26.10.2008
Galérienne de l'amour
Et oui ça faisait longtemps, je prends à nouveau la plume (enfin mon clavier) pour pousser un de mes légendaires coups de gueule. J'avertis tout de suite que je ne vais pas être tendre, certains risquent d'en prendre pour leur grade ou me taxer de subjectivité. Donc pour que les choses soit claires, je suis toujours subjective, et en plus là je suis un peu remontée. Mais demain ça ira mieux.

Comme vous l'aurez sans doute compris, aujourd'hui je vais parler d'amour... Enfin d'amour... En fin de compte, en ce qui me concerne, plutôt de galère.
Comme le dit de manière si perspicace le chanteur Saez, « on est quelques milliards à chercher l'amour ». Mais seulement, parmi ces milliards, un tri reste quand même à faire. Il y a ceux qui sont en fin de compte déjà en couple mais pas contents (ce que avec ma mauvaise foi légendaire je me refuserai à entendre tant que je serai célibataire), ceux qui sont célibataires par choix, ceux qui font semblant de chercher mais qui pour l'instant sont légèrement à l'ouest, et puis ceux qui cherchent vraiment. Ce qui sont prêts, prêts à s'engager, prêts à construire. Ceux qui ont conscience qu'un couple c'est dur, que ça demande du temps et de la sueur (rho mais non je ne parle pas de sexe... enfin aussi mais c'est un autre sujet), qui seraient prêts à s'investir, mais finalement ne trouvent pas. Vous l'aurez bien compris, je m'auto-classe dans cette dernière catégorie. Mais voilà (nous en venons au coup de gueule), je suis amenée à entendre régulièrement, et ce de sources aussi diverses et variées que ma famille, des proches, des collègues ou des mecs bourrés à des heures indues, que au fond, si je trouve pas c'est que je le fais un peu exprès. Oui car voyez-vous, je suis une fille (alors ça genre j'aimerais bien qu'on m'explique en quoi ça change quelque chose), je ne suis pas un thon, il m'arrive parfois de connecter mes neurones, en plus j'ai même un travail, ben donc c'est quoi mon problème ?
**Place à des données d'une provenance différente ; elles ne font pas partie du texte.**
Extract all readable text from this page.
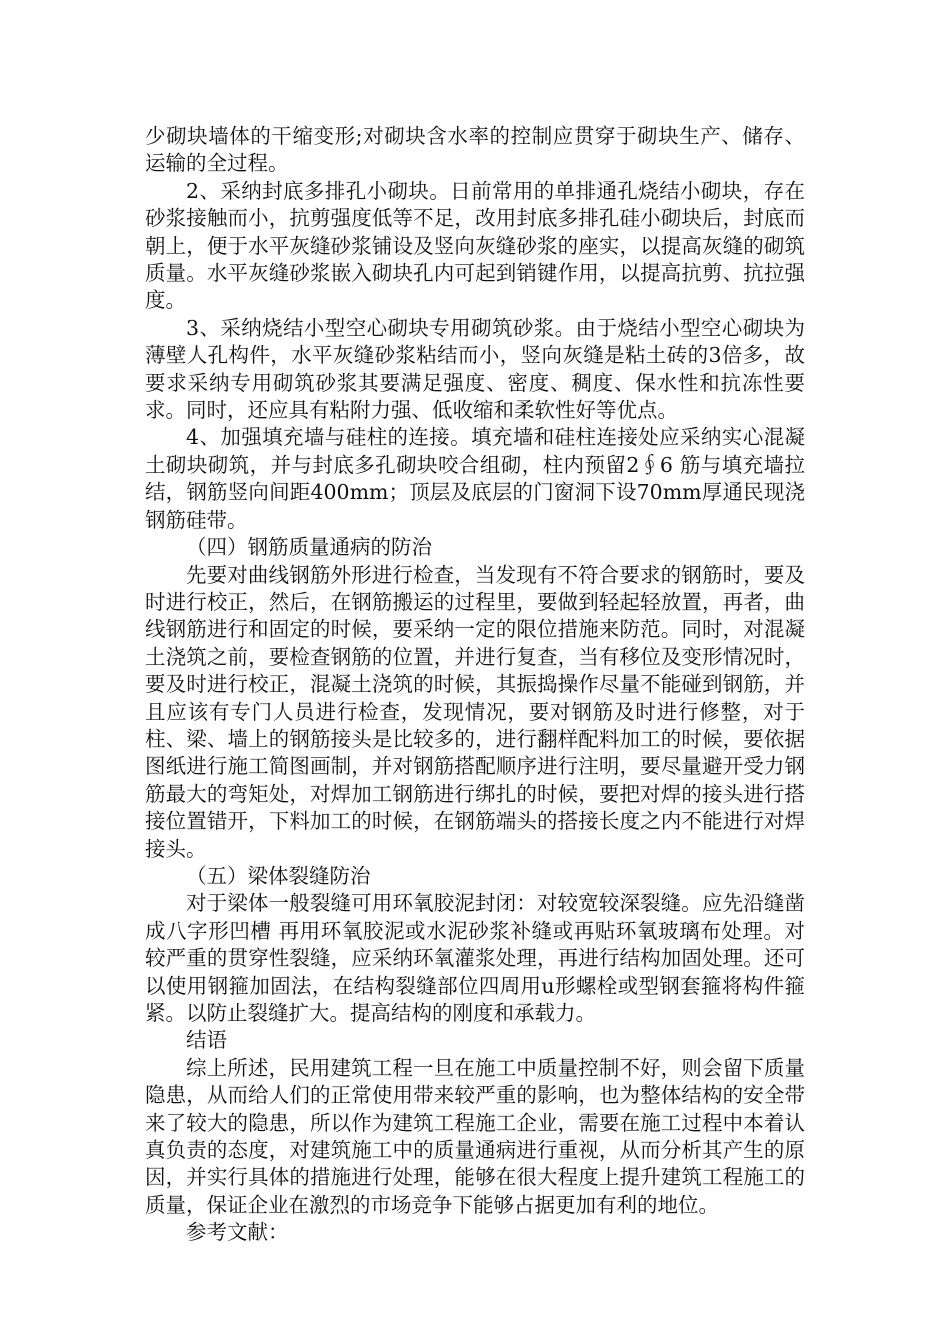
少砌块墙体的干缩变形;对砌块含水率的控制应贯穿于砌块生产、储存、运输的全过程。

2、采纳封底多排孔小砌块。日前常用的单排通孔烧结小砌块，存在砂浆接触而小，抗剪强度低等不足，改用封底多排孔硅小砌块后，封底而朝上，便于水平灰缝砂浆铺设及竖向灰缝砂浆的座实，以提高灰缝的砌筑质量。水平灰缝砂浆嵌入砌块孔内可起到销键作用，以提高抗剪、抗拉强度。

3、采纳烧结小型空心砌块专用砌筑砂浆。由于烧结小型空心砌块为薄壁人孔构件，水平灰缝砂浆粘结而小，竖向灰缝是粘土砖的3倍多，故要求采纳专用砌筑砂浆其要满足强度、密度、稠度、保水性和抗冻性要求。同时，还应具有粘附力强、低收缩和柔软性好等优点。

4、加强填充墙与硅柱的连接。填充墙和硅柱连接处应采纳实心混凝土砌块砌筑，并与封底多孔砌块咬合组砌，柱内预留2∮6 筋与填充墙拉结，钢筋竖向间距400mm；顶层及底层的门窗洞下设70mm厚通民现浇钢筋硅带。

（四）钢筋质量通病的防治

先要对曲线钢筋外形进行检查，当发现有不符合要求的钢筋时，要及时进行校正，然后，在钢筋搬运的过程里，要做到轻起轻放置，再者，曲线钢筋进行和固定的时候，要采纳一定的限位措施来防范。同时，对混凝土浇筑之前，要检查钢筋的位置，并进行复查，当有移位及变形情况时，要及时进行校正，混凝土浇筑的时候，其振捣操作尽量不能碰到钢筋，并且应该有专门人员进行检查，发现情况，要对钢筋及时进行修整，对于柱、梁、墙上的钢筋接头是比较多的，进行翻样配料加工的时候，要依据图纸进行施工简图画制，并对钢筋搭配顺序进行注明，要尽量避开受力钢筋最大的弯矩处，对焊加工钢筋进行绑扎的时候，要把对焊的接头进行搭接位置错开，下料加工的时候，在钢筋端头的搭接长度之内不能进行对焊接头。

（五）梁体裂缝防治

对于梁体一般裂缝可用环氧胶泥封闭：对较宽较深裂缝。应先沿缝凿成八字形凹槽 再用环氧胶泥或水泥砂浆补缝或再贴环氧玻璃布处理。对较严重的贯穿性裂缝，应采纳环氧灌浆处理，再进行结构加固处理。还可以使用钢箍加固法，在结构裂缝部位四周用u形螺栓或型钢套箍将构件箍紧。以防止裂缝扩大。提高结构的刚度和承载力。

结语

综上所述，民用建筑工程一旦在施工中质量控制不好，则会留下质量隐患，从而给人们的正常使用带来较严重的影响，也为整体结构的安全带来了较大的隐患，所以作为建筑工程施工企业，需要在施工过程中本着认真负责的态度，对建筑施工中的质量通病进行重视，从而分析其产生的原因，并实行具体的措施进行处理，能够在很大程度上提升建筑工程施工的质量，保证企业在激烈的市场竞争下能够占据更加有利的地位。

参考文献：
Mon problème, c'est que je suis une galérienne. Comme plein de filles « mignonnes-intelligentes-célibataires » je vais soit faire les mauvais choix, soit être timide quand il faut pas, soit tomber sur des cons, soit tout simplement avoir des histoires qui se cassent la gueule soit, soit soit... les raisons sont tellement vastes que ça ne vaut pas la peine de les exposer ici. La seule chose à retenir est que non, je ne le fais pas exprès. Que oui, il est facile de rentrer dans un bar, d'embrasser un mec, de le ramener chez soi. Je pense même que si j'avais envie de me faire troncher tous les jours, au fond j'y arriverais. Mais est-il si dur de comprendre que ce n'est pas ce que je recherche ? Que bien sûr, en manque de sexe , d'amour ou de tendresse je peux ramener un mec à la maison, tout comme je peux aussi passer ma journée du lendemain à regarder fixement mon téléphone en espérant qu'il me rappellera...
Oui, je peux aller sur meetic et parler à des mecs. Mais je peux aussi me mordre les doigts d'être allée à un rendez-vous pour me rendre compte qu'en fait le mec a une tronche de hamster nain mal nourri au lieu du Johnny Depp jeune mais en mieux que laissait présager la photo.
Alors quoi ? Que devrais-je faire ? M'inscrire dans une asso ? Certes mais j'y suis pour rien si les seules choses qui m'intéressent ne brassent que des vieilles ou des mecs tellement geek qu'un authentique troll de warcraft en blêmirait d'angoisse.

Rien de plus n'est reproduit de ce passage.